I have started a new relationship with an awesome young lady whom I have known her for a long time maybe around six years. But things have taken off and I've started dating her.

She is brilliant in so many ways and alot better than my previous girlfriend, she knows I experienced a few things in Kabul in 09 and is aware that it is some heavy stuff.

The details are lacking and I have purposely kept things at bay due to the previous instance with my ex-girlfriend; who knew alot, she became my therapist and not my partner. She knew far too much far too quickly and it compromised our relationship far too quickly.

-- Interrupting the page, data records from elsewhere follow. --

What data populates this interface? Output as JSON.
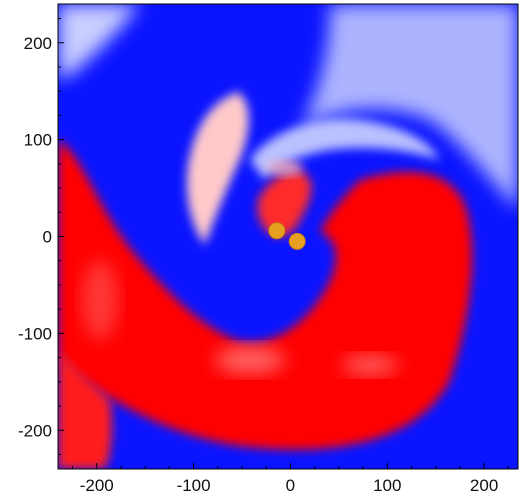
{
  "chart_data": {
    "type": "heatmap",
    "title": "",
    "xlabel": "",
    "ylabel": "",
    "xlim": [
      -240,
      235
    ],
    "ylim": [
      -240,
      240
    ],
    "x_ticks": [
      "-200",
      "-100",
      "0",
      "100",
      "200"
    ],
    "y_ticks": [
      "200",
      "100",
      "0",
      "-100",
      "-200"
    ],
    "colormap": {
      "negative": "#0a14ff",
      "zero": "#ffffff",
      "positive": "#ff0000"
    },
    "point_color": "#e8a020",
    "points": [
      {
        "x": -14,
        "y": 6
      },
      {
        "x": 7,
        "y": -5
      }
    ],
    "features": [
      {
        "label": "spiral arm",
        "sign": "positive"
      },
      {
        "label": "inner lobe",
        "sign": "positive"
      },
      {
        "label": "background",
        "sign": "negative"
      }
    ]
  }
}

This chick is by far more attractive, more aware, better suited, closer to my personality type and just all around awesome. She has dealt with her own grief with the loss of her brother in 09 as well to a caravan fire so it's not a foreign concept.

I want to share so much with her but I am so apprehensive as I keep thinking I might go down the same road. I don't want to reveal anything to her until i have taken steps to ensure that it is appropriate.

For example; solidifying our relationship by being with her for a couple of years etc.

I think that if I was to share with her that I loved her then the flood gates would open soon after...

I appreciate what I have here:
I don't want to F*%$ this one up as well!
 
Kia ora to you mate. I think if you can make her aware of PTSD, even have her read some of the articles on here. After f*cking up so many relationships I asked Margaret to read the info. It helps her understand why I snap for no reason. It is no excuse, but it makes it easier for. Good luck mate
 
A couple of years is along time. If she hasn't figured it out by then herself, well,,,,,,

It's better she know the basics before the "quirks" start showing themselves. Pot and Kettle situation here, I was in Therapy for a month before I told my wife, so take that with a grain of salt.
 
QueensOwn,

After just experiencing the destruction of my latest three year relationship, my recommendation is that you inform her of your situation, educate her on PTSD (Jimmy's advice is sound I think) but not go into the great gory details until later (if ever). She will more than likely ask, but the simple telling of the tale is going to activate you....
 
I also believe that telling her is best. She's aware that you were in combat and may have well figured out more than you think. - I lost my first wife b/c I tried to keep my ptsd from her. I remarried and told my wife from the start. Things are the best but at least she knows I am trying and that my actions are screwy b/c of reasons.
 
let her know....she will find out one way or another, eaither by your symptoms, or by you being honest with yourself and her. Im divorced and now engaged again, I was upfront from the start, it was only fair, she was able to make a decsion......now she is the most supportive person I have in my life....its a big leap, no guarntees, but in my case it was the best thing I could have done, trust me, if she didnt know, and hadent educated herself, I would be out of the house by now......ultimatley its your choice.......but for myself, I deff would.